Following the defeat of the Third Army and the fall of the Guardians, the Blue Lantern Corps relocate to the planet Elpis. They are soon attacked by the cosmic entity Relic, who seeks to rid the universe of its "lightsmiths", considering it the only way to keep the universe safe. The rest of the Blue Lantern Corps are destroyed, with Walker being taken to safety by Kyle Rayner, Carol Ferris and the Templar Guardians. Although Walker recovers, his ring abandons him after he learns that the emotional spectrum is being depleted. Walker regains his hope and his ring after witnessing Kyle Rayner's White Lantern abilities on New Genesis, confident that the emotional reservoir can be refilled.

===DC Rebirth===
In the DC Rebirth title Hal Jordan and the Green Lantern Corps, Saint Walker appears on an unknown planet, and is engaged in battle with hostile aliens when Hal Jordan and Kyle Rayner arrive. After they destroy the hostile aliens, Hal and Kyle ask Walker to join them in meeting with Ganthet and Sayd. Walker arrives at the new base of the Green Lantern Corps on Mogo, and is reunited with the sentient planet. Later, Ganthet and Sayd test Walker, attempting to form a psionic link with Kyle's White Lantern power, as they believe that this could bring about the resurrection of the Blue Lantern Corps. They are prevented from doing so, though Walker experiences visions of an unknown presence.

==Powers and abilities==
Saint Walker possesses a blue power ring which is fueled by hope. He can create energy constructs, heal others, amplify the power of Green Lanterns, and weaken Red and Yellow Lanterns. However, Walker must be in proximity to Green Lanterns to use his powers fully, as hope is useless without willpower to act on it.

==In other media==
===Television===

Saint Walker as he appears in Green Lantern: The Animated Series.

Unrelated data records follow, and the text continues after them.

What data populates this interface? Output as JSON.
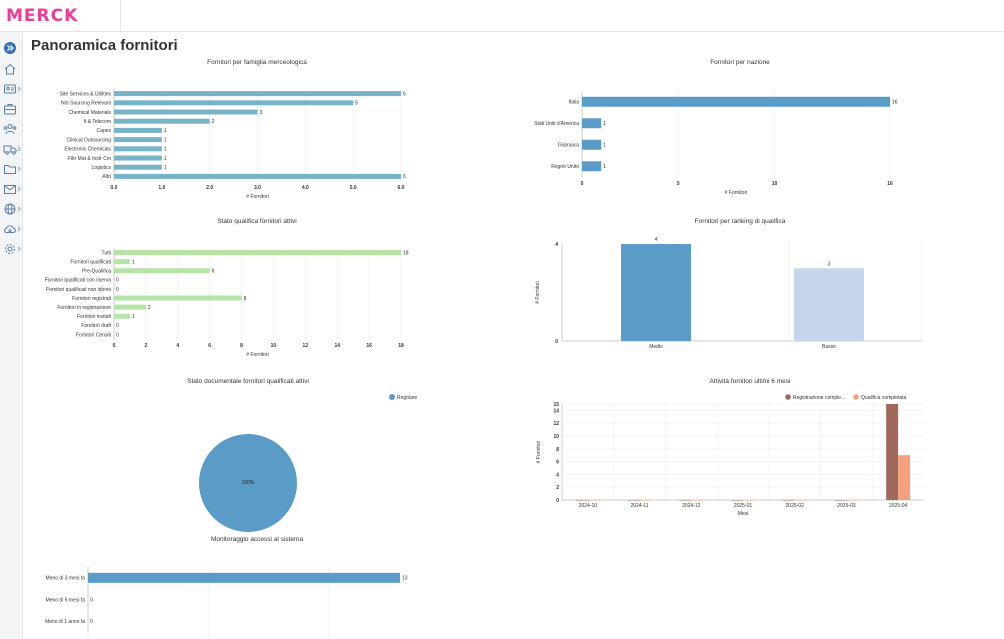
{
  "app": {
    "logo": "MERCK"
  },
  "page": {
    "title": "Panoramica fornitori"
  },
  "sidebar": {
    "items": [
      {
        "icon": "expand-icon"
      },
      {
        "icon": "home-icon"
      },
      {
        "icon": "id-card-icon"
      },
      {
        "icon": "briefcase-icon"
      },
      {
        "icon": "users-icon"
      },
      {
        "icon": "truck-icon"
      },
      {
        "icon": "folder-icon"
      },
      {
        "icon": "mail-icon"
      },
      {
        "icon": "globe-icon"
      },
      {
        "icon": "cloud-download-icon"
      },
      {
        "icon": "gear-icon"
      }
    ]
  },
  "colors": {
    "brand": "#eb3c96",
    "teal": "#78b4c8",
    "blue": "#5b9bc8",
    "green": "#b6e3a6",
    "lightblue": "#c5d6ee",
    "brown": "#a0695a",
    "orange": "#f4a07d"
  },
  "chart_data": [
    {
      "id": "famiglia",
      "type": "bar",
      "orientation": "horizontal",
      "title": "Fornitori per famiglia merceologica",
      "xlabel": "# Fornitori",
      "categories": [
        "Site Services & Utilities",
        "Not Sourcing Relevant",
        "Chemical Materials",
        "It & Telecom",
        "Capex",
        "Clinical Outsourcing",
        "Electronic Chemicals",
        "Filtr Mat & Instr Cm",
        "Logistics",
        "Altri"
      ],
      "values": [
        6,
        5,
        3,
        2,
        1,
        1,
        1,
        1,
        1,
        6
      ],
      "labels": [
        "6",
        "5",
        "3",
        "2",
        "1",
        "1",
        "1",
        "1",
        "1",
        "6"
      ],
      "ticks": [
        0,
        1,
        2,
        3,
        4,
        5,
        6
      ],
      "tick_labels": [
        "0.0",
        "1.0",
        "2.0",
        "3.0",
        "4.0",
        "5.0",
        "6.0"
      ],
      "xlim": [
        0,
        6
      ],
      "color": "#78b4c8"
    },
    {
      "id": "nazione",
      "type": "bar",
      "orientation": "horizontal",
      "title": "Fornitori per nazione",
      "xlabel": "# Fornitori",
      "categories": [
        "Italia",
        "Stati Uniti d'America",
        "Giamaica",
        "Regno Unito"
      ],
      "values": [
        16,
        1,
        1,
        1
      ],
      "labels": [
        "16",
        "1",
        "1",
        "1"
      ],
      "ticks": [
        0,
        5,
        10,
        16
      ],
      "tick_labels": [
        "0",
        "5",
        "10",
        "16"
      ],
      "xlim": [
        0,
        16
      ],
      "color": "#5b9bc8"
    },
    {
      "id": "qualifica",
      "type": "bar",
      "orientation": "horizontal",
      "title": "Stato qualifica fornitori attivi",
      "xlabel": "# Fornitori",
      "categories": [
        "Tutti",
        "Fornitori qualificati",
        "Pre-Qualifica",
        "Fornitori qualificati con riserva",
        "Fornitori qualificati non idonei",
        "Fornitori registrati",
        "Fornitori in registrazione",
        "Fornitori invitati",
        "Fornitori draft",
        "Fornitori Censiti"
      ],
      "values": [
        18,
        1,
        6,
        0,
        0,
        8,
        2,
        1,
        0,
        0
      ],
      "labels": [
        "18",
        "1",
        "6",
        "0",
        "0",
        "8",
        "2",
        "1",
        "0",
        "0"
      ],
      "ticks": [
        0,
        2,
        4,
        6,
        8,
        10,
        12,
        14,
        16,
        18
      ],
      "tick_labels": [
        "0",
        "2",
        "4",
        "6",
        "8",
        "10",
        "12",
        "14",
        "16",
        "18"
      ],
      "xlim": [
        0,
        18
      ],
      "color": "#b6e3a6"
    },
    {
      "id": "ranking",
      "type": "bar",
      "orientation": "vertical",
      "title": "Fornitori per ranking di qualifica",
      "ylabel": "# Fornitori",
      "categories": [
        "Medio",
        "Basso"
      ],
      "values": [
        4,
        3
      ],
      "labels": [
        "4",
        "3"
      ],
      "colors": [
        "#5b9bc8",
        "#c5d6ee"
      ],
      "ticks": [
        0,
        4
      ],
      "tick_labels": [
        "0",
        "4"
      ],
      "ylim": [
        0,
        4
      ]
    },
    {
      "id": "documentale",
      "type": "pie",
      "title": "Stato documentale fornitori qualificati attivi",
      "slices": [
        {
          "name": "Regolare",
          "value": 100,
          "label": "100%",
          "color": "#5b9bc8"
        }
      ],
      "legend": "top-right"
    },
    {
      "id": "attivita",
      "type": "bar",
      "orientation": "vertical",
      "title": "Attività fornitori ultimi 6 mesi",
      "xlabel": "Mesi",
      "ylabel": "# Fornitori",
      "categories": [
        "2024-10",
        "2024-11",
        "2024-12",
        "2025-01",
        "2025-02",
        "2025-03",
        "2025-04"
      ],
      "series": [
        {
          "name": "Registrazione comple...",
          "values": [
            0,
            0,
            0,
            0,
            0,
            0,
            15
          ],
          "color": "#a0695a"
        },
        {
          "name": "Qualifica completata",
          "values": [
            0,
            0,
            0,
            0,
            0,
            0,
            7
          ],
          "color": "#f4a07d"
        }
      ],
      "ticks": [
        0,
        2,
        4,
        6,
        8,
        10,
        12,
        14,
        15
      ],
      "tick_labels": [
        "0",
        "2",
        "4",
        "6",
        "8",
        "10",
        "12",
        "14",
        "15"
      ],
      "ylim": [
        0,
        15
      ],
      "legend": "top-right"
    },
    {
      "id": "accessi",
      "type": "bar",
      "orientation": "horizontal",
      "title": "Monitoraggio accessi al sistema",
      "categories": [
        "Meno di 3 mesi fa",
        "Meno di 6 mesi fa",
        "Meno di 1 anno fa"
      ],
      "values": [
        13,
        0,
        0
      ],
      "labels": [
        "13",
        "0",
        "0"
      ],
      "xlim": [
        0,
        13
      ],
      "color": "#5b9bc8"
    }
  ]
}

Saint Walker appears in Green Lantern: The Animated Series, voiced by Phil Morris. This version is initially a hermit living on Mogo before becoming a Blue Lantern during the episode "Invasion".

===Video games===
- Saint Walker appears in DC Universe Online.
- Saint Walker appears as a playable character in Lego Batman 3: Beyond Gotham, voiced by Sam Riegel.

===Miscellaneous===
Saint Walker appears in Smallville Season 11.